As one would expect, increasing the number of batches while holding batch size constent, typically improves the consistency of the results. However, increasing batch size while holding the number of batches constant appears to result in increased consistency in general, but this increase is far less reliable than increasing the number of batches. Specifically, increasing the batch size from 3 to 5 is just as likely to decrease consistency as increase it. However, increasing batch size from 5 to 10 or 10 to 15 yields increased consistency more often than not, and increasing batch size from 15 to 20, results in increased consistency for all batch sizes examined. This suggests that consistency is driven primarily by the ability to detect probes whose behavior differs between batches rather than detection of probes that are highly variable within batches and that detection of highly variable probes within batches requires a sizable investment in terms of the number of arrays per batch. Finally, the improvements in consistency due to adding additional batches, seem to diminish as the number of batches increases. Taken together these findings suggest that, one should first seek to increase the number of batches and then the number of samples per batch.

However, for future fRMA implementations, computer memory may not be the limiting factor. For newer microarray platforms, it is often the case that a relatively small number of labs have conducted one or more large experiments possibly involving a wide variety of tissues. As Table 1 suggests, this is not the ideal situation and training fRMA on such data may not capture the behavior of a number of probes. In such a situation, it may be more appropriate to consider a custom fRMA implementation for either a single large dataset or a single lab.
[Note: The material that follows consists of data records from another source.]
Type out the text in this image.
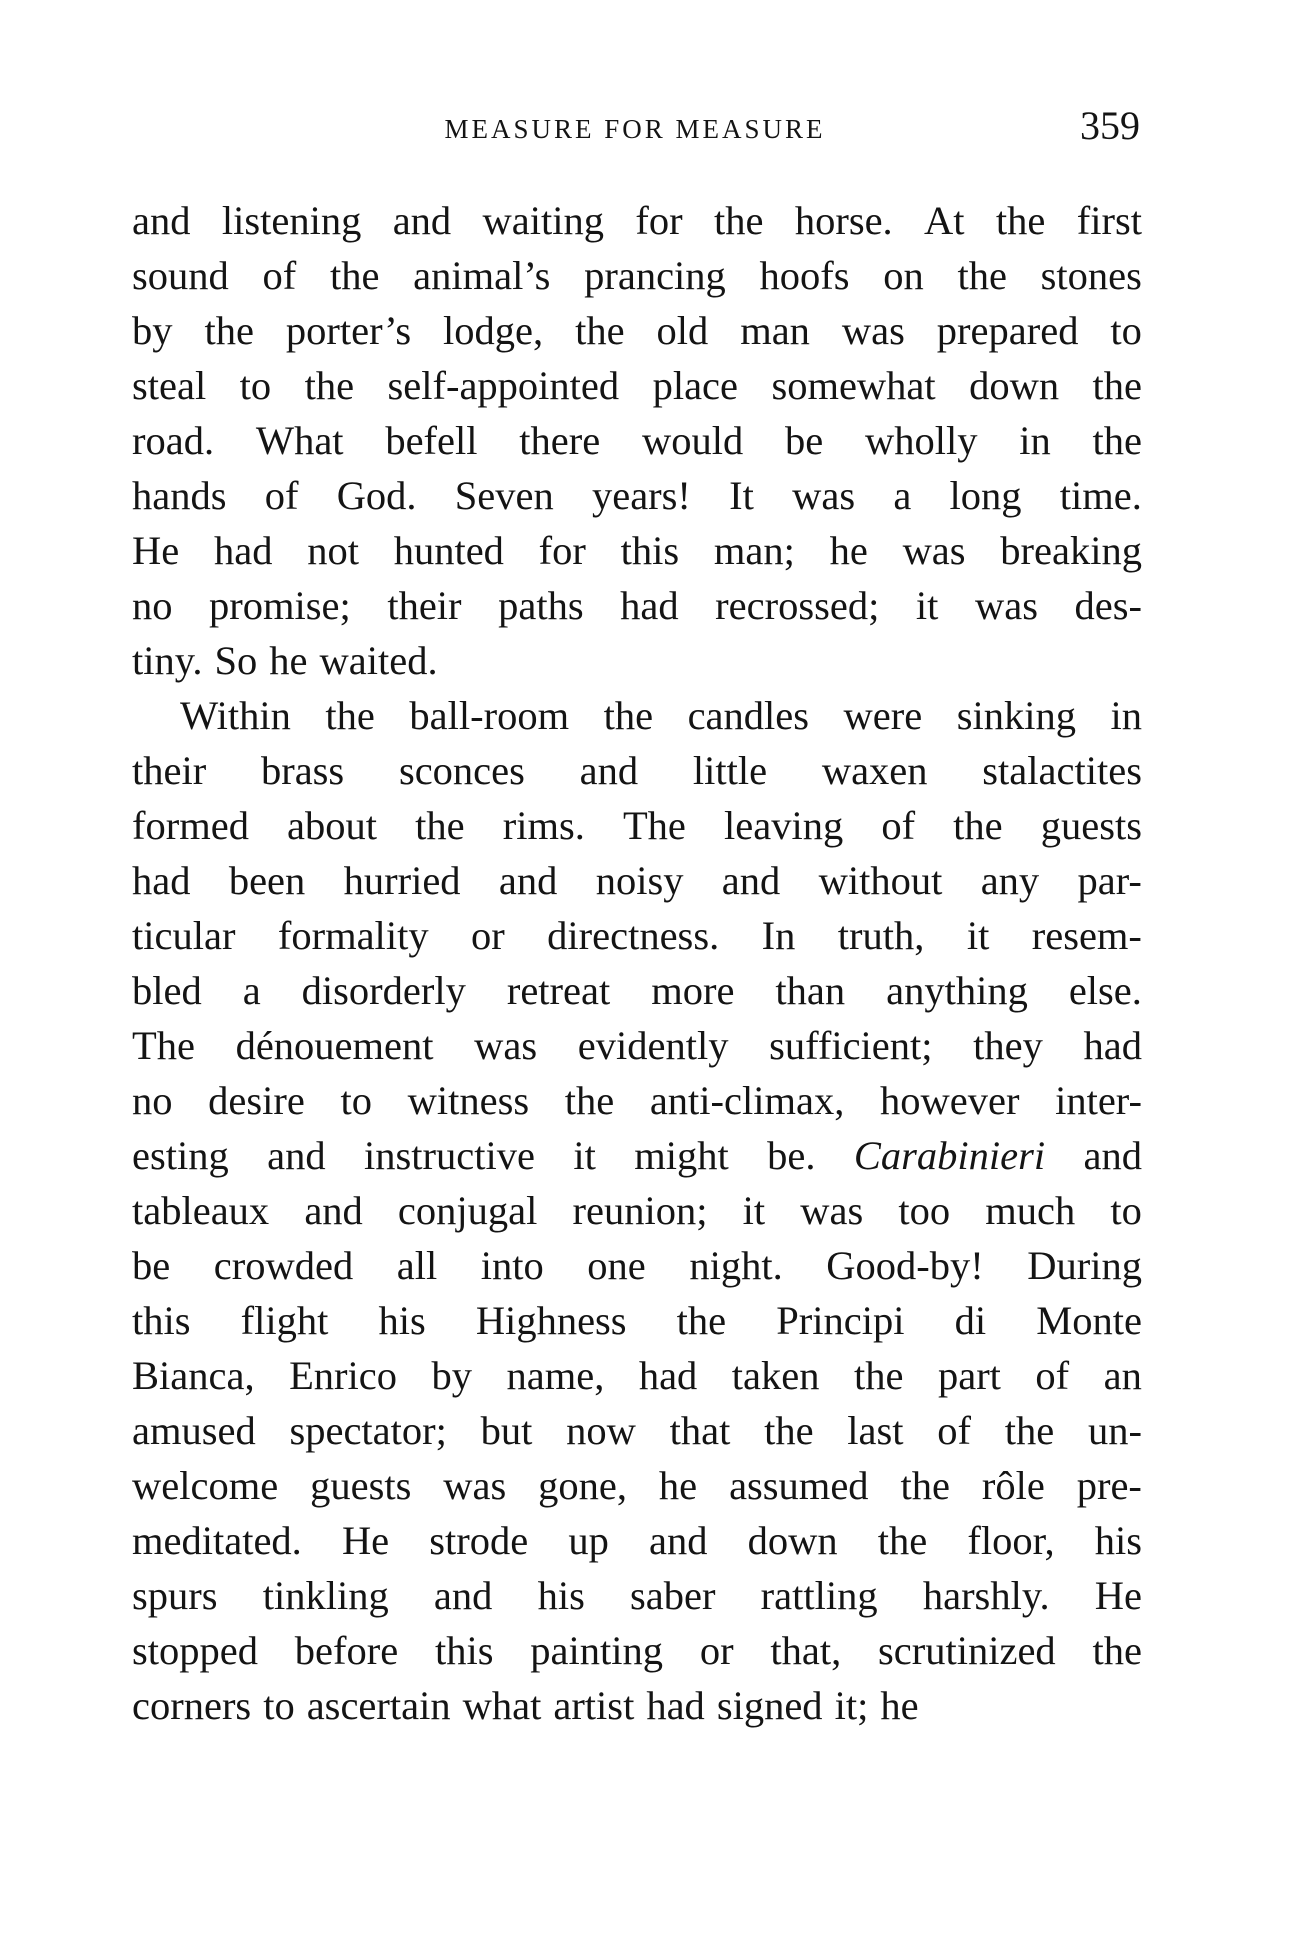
MEASURE FOR MEASURE	359
and listening and waiting for the horse. At the first
sound of the animal’s prancing hoofs on the stones
by the porter’s lodge, the old man was prepared to
steal to the self-appointed place somewhat down the
road. What befell there would be wholly in the
hands of God. Seven years! It was a long time.
He had not hunted for this man; he was breaking
no promise; their paths had recrossed; it was des-
tiny. So he waited.
Within the ball-room the candles were sinking in
their brass sconces and little waxen stalactites
formed about the rims. The leaving of the guests
had been hurried and noisy and without any par-
ticular formality or directness. In truth, it resem-
bled a disorderly retreat more than anything else.
The dénouement was evidently sufficient; they had
no desire to witness the anti-climax, however inter-
esting and instructive it might be. Carabinieri and
tableaux and conjugal reunion; it was too much to
be crowded all into one night. Good-by! During
this flight his Highness the Principi di Monte
Bianca, Enrico by name, had taken the part of an
amused spectator; but now that the last of the un-
welcome guests was gone, he assumed the rôle pre-
meditated. He strode up and down the floor, his
spurs tinkling and his saber rattling harshly. He
stopped before this painting or that, scrutinized the
corners to ascertain what artist had signed it; he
Such an implementation will be described in Section 3.4.

3.2 Alternative CDF

Affymetrix microarray platforms by default use probe target definitions based on the knowledge available when they were created. Since then, our understanding of the human and mouse transcriptomes has greatly improved. Multiple studies have demonstrated that using updated probe annotations can significantly improve gene expression estimates and detection of differential expression [1416].

While the original implementation of fRMA was based on the default Affymetrix probe annotation, the latest version of the frma package gives one the option to use the version 13 Entrez Gene probe annotation [14]. However, there are numerous other probe annotations that might be of interest (e.g. RefSeq, Ensembl, etc.). The frmaTools package allows one to choose any of the alternative annotations to create one's own fRMA implementation.

3.3 New Platform

Although we strive to implement fRMA on all Affymetrix microarray platforms for which there is a sufficient amount of publicly available data, fRMA may not currently be implemented on a platform of interest. If there is enough data publicly available, one has the option of creating one's own implementation by following the recommendations outlined in Section 3.1 and using the frmaTools package described in Section 2. However, for a relatively new microarray platform, there may not be enough publicly available data. In this case, one might consider creating a custom fRMA implementation. We describe this option in the following section.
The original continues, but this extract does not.